我有一个信息检索和存储课程项目,第一部分我必须找到从硬盘读取大文件的最佳缓冲区大小。我们的 ta 说随着缓冲区大小增加到某个点(通常是 4 个字节),读取速度会提高,但之后会降低。但是使用下面的代码,无论缓冲区大小还是文件大小,它都会增加(我已经在 100 mb 上对其进行了测试)。据我所知,缓冲仅在并行异步进程(如线程)中有意义,并且当文件被碎片整理和\或查找文件目录和地址的成本(对于disk) 足够重要,那么问题是否与我的代码或 ifstream 处理事情的方式有关,或者这些条件在这里不成立?
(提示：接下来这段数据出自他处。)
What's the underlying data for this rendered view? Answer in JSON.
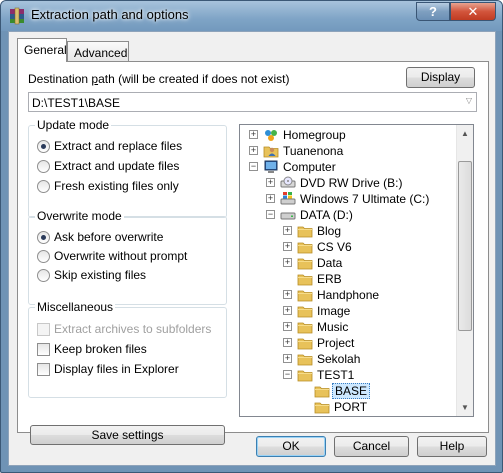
{
  "window": {
    "title": "Extraction path and options",
    "help_label": "?",
    "close_label": "✕"
  },
  "tabs": [
    {
      "label": "General",
      "active": true
    },
    {
      "label": "Advanced",
      "active": false
    }
  ],
  "destination": {
    "label_pre": "Destination ",
    "label_acc": "p",
    "label_post": "ath (will be created if does not exist)",
    "value": "D:\\TEST1\\BASE",
    "display_button": "Display"
  },
  "update_mode": {
    "title": "Update mode",
    "options": [
      {
        "label": "Extract and replace files",
        "checked": true
      },
      {
        "label": "Extract and update files",
        "checked": false
      },
      {
        "label": "Fresh existing files only",
        "checked": false
      }
    ]
  },
  "overwrite_mode": {
    "title": "Overwrite mode",
    "options": [
      {
        "label": "Ask before overwrite",
        "checked": true
      },
      {
        "label": "Overwrite without prompt",
        "checked": false
      },
      {
        "label": "Skip existing files",
        "checked": false
      }
    ]
  },
  "misc": {
    "title": "Miscellaneous",
    "options": [
      {
        "label": "Extract archives to subfolders",
        "checked": false,
        "disabled": true
      },
      {
        "label": "Keep broken files",
        "checked": false,
        "disabled": false
      },
      {
        "label": "Display files in Explorer",
        "checked": false,
        "disabled": false
      }
    ]
  },
  "save_settings_button": "Save settings",
  "tree": {
    "nodes": [
      {
        "label": "Homegroup",
        "icon": "homegroup-icon",
        "level": 0,
        "expander": "+"
      },
      {
        "label": "Tuanenona",
        "icon": "user-folder-icon",
        "level": 0,
        "expander": "+"
      },
      {
        "label": "Computer",
        "icon": "computer-icon",
        "level": 0,
        "expander": "−"
      },
      {
        "label": "DVD RW Drive (B:)",
        "icon": "dvd-drive-icon",
        "level": 1,
        "expander": "+"
      },
      {
        "label": "Windows 7 Ultimate (C:)",
        "icon": "windows-drive-icon",
        "level": 1,
        "expander": "+"
      },
      {
        "label": "DATA (D:)",
        "icon": "hard-drive-icon",
        "level": 1,
        "expander": "−"
      },
      {
        "label": "Blog",
        "icon": "folder-icon",
        "level": 2,
        "expander": "+"
      },
      {
        "label": "CS V6",
        "icon": "folder-icon",
        "level": 2,
        "expander": "+"
      },
      {
        "label": "Data",
        "icon": "folder-icon",
        "level": 2,
        "expander": "+"
      },
      {
        "label": "ERB",
        "icon": "folder-icon",
        "level": 2,
        "expander": ""
      },
      {
        "label": "Handphone",
        "icon": "folder-icon",
        "level": 2,
        "expander": "+"
      },
      {
        "label": "Image",
        "icon": "folder-icon",
        "level": 2,
        "expander": "+"
      },
      {
        "label": "Music",
        "icon": "folder-icon",
        "level": 2,
        "expander": "+"
      },
      {
        "label": "Project",
        "icon": "folder-icon",
        "level": 2,
        "expander": "+"
      },
      {
        "label": "Sekolah",
        "icon": "folder-icon",
        "level": 2,
        "expander": "+"
      },
      {
        "label": "TEST1",
        "icon": "folder-icon",
        "level": 2,
        "expander": "−"
      },
      {
        "label": "BASE",
        "icon": "folder-icon",
        "level": 3,
        "expander": "",
        "selected": true
      },
      {
        "label": "PORT",
        "icon": "folder-icon",
        "level": 3,
        "expander": ""
      }
    ]
  },
  "footer": {
    "ok": "OK",
    "cancel": "Cancel",
    "help": "Help"
  },
  "colors": {
    "titlebar": "#7fa4c6",
    "close": "#c03b22",
    "folder": "#e8c25a",
    "selection": "#cde8ff"
  }
}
ifstream in("D:ISR\\Articles.dat", std::ifstream::binary);
if(in)
{
in.seekg(0, in.end);
int length = in.tellg();
length = 100 * 1024 * 1024;
int bufferSize = 2;
int blockSize = 1024;//1kB
int numberOfBlocks = length / blockSize;
if(length % blockSize > 0) numberOfBlocks++;
clock_t t;
double time;
for(int i = 0; i < 5; i++)
{
in.seekg(0, in.beg);
int position = 0;
int bufferPosition;
char* streamBuffer = new char[bufferSize];
in.rdbuf()->pubsetbuf(streamBuffer, bufferSize);
t = clock();
for(int i = 0; i < numberOfBlocks; i++)
{
char* buffer = new char[blockSize];
bufferPosition = 0;
while(bufferPosition < blockSize && position < length)
{
in.read(buffer + bufferPosition, bufferSize);
position += bufferSize;
bufferPosition += bufferSize;
}
delete[] buffer;
}
t = clock() - t;
time = double(t) / CLOCKS_PER_SEC;
cout << "Buffer size : " << bufferSize << " -> Total time in seconds : " << time << "\n";
bufferSize *= 2;
}